A primary care doctor, such as Dr. Yamouti, can help men determine their individual cancer risk and may order certain cancer screening tests. According to Dr. Yamouti, three important cancer tests for men are:
- The Prostate Specific Antigen (PSA) blood test. In many cases of prostate cancer, the body releases additional amounts of a substance called PSA that signals to the body’s immune system that something is wrong. A low level of PSA is present in the blood all the time, but when levels of PSA start to rise, it could be a sign of prostate cancer. If a blood test shows an elevated PSA level in your body, you may need additional testing for prostate cancer.
- Colonoscopy. Doctors use colonoscopies to check your colon for small growths or pre-cancerous polyps that may develop into cancers. A colonoscopy involves passing an endoscope, which is a flexible tube with a small camera attached, through the colon while the patient is sedated. Both men and women with colon cancer risk factors such as having had a close relative with colon cancer, being 50 or older, or having symptoms such as abdominal pain, changing bowel habits or blood in their stool should have a colonoscopy.

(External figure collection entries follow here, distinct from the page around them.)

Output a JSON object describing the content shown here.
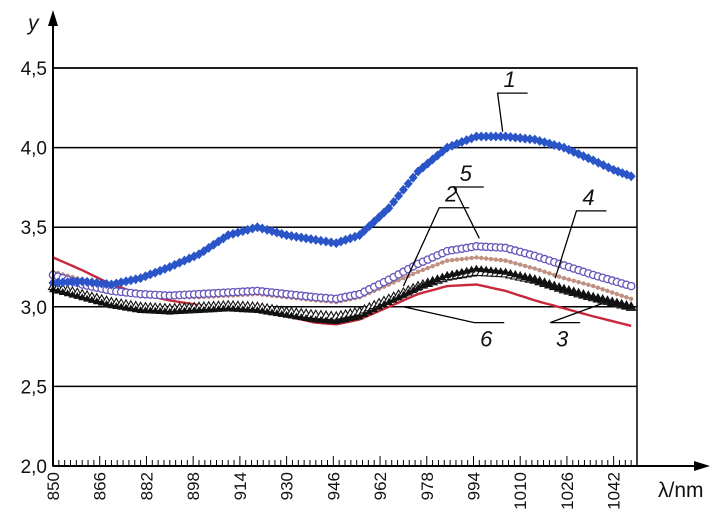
{
  "chart_data": {
    "type": "line",
    "ylabel": "y",
    "xlabel": "λ/nm",
    "xlim": [
      850,
      1050
    ],
    "ylim": [
      2.0,
      4.5
    ],
    "y_ticks": [
      "2,0",
      "2,5",
      "3,0",
      "3,5",
      "4,0",
      "4,5"
    ],
    "x_ticks": [
      "850",
      "866",
      "882",
      "898",
      "914",
      "930",
      "946",
      "962",
      "978",
      "994",
      "1010",
      "1026",
      "1042"
    ],
    "grid": "horizontal",
    "legend": "callouts",
    "series": [
      {
        "name": "1",
        "color": "#2a55c8",
        "marker": "diamond",
        "x": [
          850,
          860,
          870,
          880,
          890,
          900,
          910,
          920,
          930,
          940,
          947,
          955,
          965,
          975,
          985,
          995,
          1005,
          1015,
          1025,
          1035,
          1042,
          1048
        ],
        "y": [
          3.15,
          3.16,
          3.14,
          3.18,
          3.25,
          3.33,
          3.45,
          3.5,
          3.45,
          3.42,
          3.4,
          3.45,
          3.62,
          3.85,
          4.0,
          4.07,
          4.07,
          4.05,
          4.0,
          3.92,
          3.86,
          3.82
        ]
      },
      {
        "name": "2",
        "color": "#c09080",
        "marker": "dot",
        "x": [
          850,
          860,
          870,
          880,
          890,
          900,
          910,
          920,
          930,
          940,
          947,
          955,
          965,
          975,
          985,
          995,
          1005,
          1015,
          1025,
          1035,
          1048
        ],
        "y": [
          3.22,
          3.17,
          3.12,
          3.08,
          3.06,
          3.06,
          3.07,
          3.08,
          3.06,
          3.04,
          3.03,
          3.06,
          3.14,
          3.22,
          3.29,
          3.31,
          3.29,
          3.24,
          3.18,
          3.13,
          3.05
        ]
      },
      {
        "name": "3",
        "color": "#111111",
        "marker": "open-triangle",
        "x": [
          850,
          860,
          870,
          880,
          890,
          900,
          910,
          920,
          930,
          940,
          947,
          955,
          965,
          975,
          985,
          995,
          1005,
          1015,
          1025,
          1035,
          1048
        ],
        "y": [
          3.13,
          3.08,
          3.03,
          3.0,
          2.99,
          3.0,
          3.01,
          3.0,
          2.97,
          2.95,
          2.94,
          2.97,
          3.05,
          3.13,
          3.19,
          3.22,
          3.21,
          3.17,
          3.11,
          3.06,
          3.0
        ]
      },
      {
        "name": "4",
        "color": "#111111",
        "marker": "triangle",
        "x": [
          850,
          860,
          870,
          880,
          890,
          900,
          910,
          920,
          930,
          940,
          947,
          955,
          965,
          975,
          985,
          995,
          1005,
          1015,
          1025,
          1035,
          1048
        ],
        "y": [
          3.11,
          3.06,
          3.01,
          2.98,
          2.97,
          2.98,
          2.99,
          2.98,
          2.95,
          2.92,
          2.91,
          2.94,
          3.03,
          3.12,
          3.2,
          3.24,
          3.22,
          3.17,
          3.11,
          3.06,
          3.0
        ]
      },
      {
        "name": "5",
        "color": "#6655bb",
        "marker": "open-circle",
        "x": [
          850,
          860,
          870,
          880,
          890,
          900,
          910,
          920,
          930,
          940,
          947,
          955,
          965,
          975,
          985,
          995,
          1005,
          1015,
          1025,
          1035,
          1048
        ],
        "y": [
          3.2,
          3.14,
          3.1,
          3.08,
          3.07,
          3.08,
          3.09,
          3.1,
          3.08,
          3.06,
          3.05,
          3.08,
          3.17,
          3.27,
          3.35,
          3.38,
          3.37,
          3.32,
          3.26,
          3.2,
          3.13
        ]
      },
      {
        "name": "6",
        "color": "#c8283a",
        "marker": "line",
        "x": [
          850,
          860,
          870,
          880,
          890,
          900,
          910,
          920,
          930,
          940,
          947,
          955,
          965,
          975,
          985,
          995,
          1005,
          1015,
          1025,
          1035,
          1048
        ],
        "y": [
          3.31,
          3.23,
          3.14,
          3.08,
          3.04,
          3.01,
          3.0,
          2.98,
          2.94,
          2.9,
          2.89,
          2.92,
          3.0,
          3.08,
          3.13,
          3.14,
          3.1,
          3.04,
          2.99,
          2.94,
          2.88
        ]
      }
    ],
    "callouts": [
      {
        "label": "1",
        "lx": 1005,
        "ly": 4.38,
        "tx": 1004,
        "ty": 4.1
      },
      {
        "label": "2",
        "lx": 985,
        "ly": 3.66,
        "tx": 970,
        "ty": 3.13
      },
      {
        "label": "5",
        "lx": 990,
        "ly": 3.79,
        "tx": 996,
        "ty": 3.43
      },
      {
        "label": "4",
        "lx": 1032,
        "ly": 3.64,
        "tx": 1022,
        "ty": 3.18
      },
      {
        "label": "6",
        "lx": 997,
        "ly": 2.75,
        "tx": 970,
        "ty": 3.0
      },
      {
        "label": "3",
        "lx": 1023,
        "ly": 2.75,
        "tx": 1038,
        "ty": 3.02
      }
    ]
  }
}
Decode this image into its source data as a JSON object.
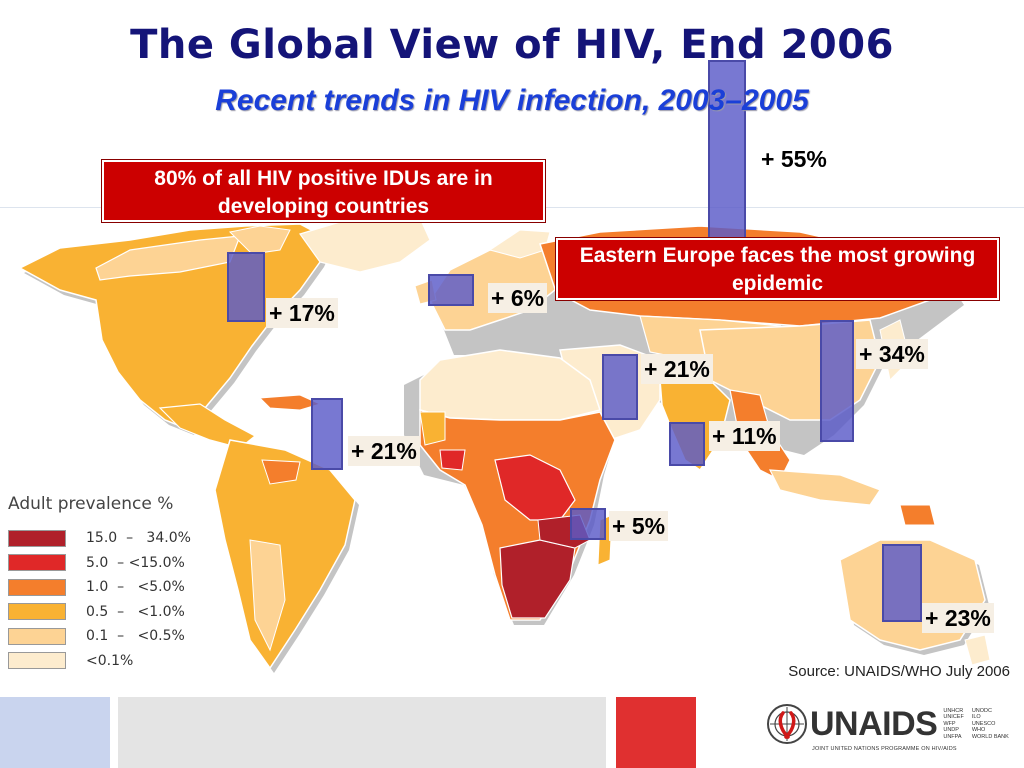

- Chest X-ray. If you are or were a smoker, worked with asbestos or once had tuberculosis (TB), an X-ray of your chest can help doctors spot some types of developing lung disorders, including some tumors. A chest X-ray is not a screening test for cancer as it can miss many small developing tumors. However, in some cases, it can detect a problem before you may notice physical symptoms of lung cancer, such as a persistent cough, wheezing or fatigue.
To see if one or more of these tests may be appropriate for you, talk to your primary care doctor.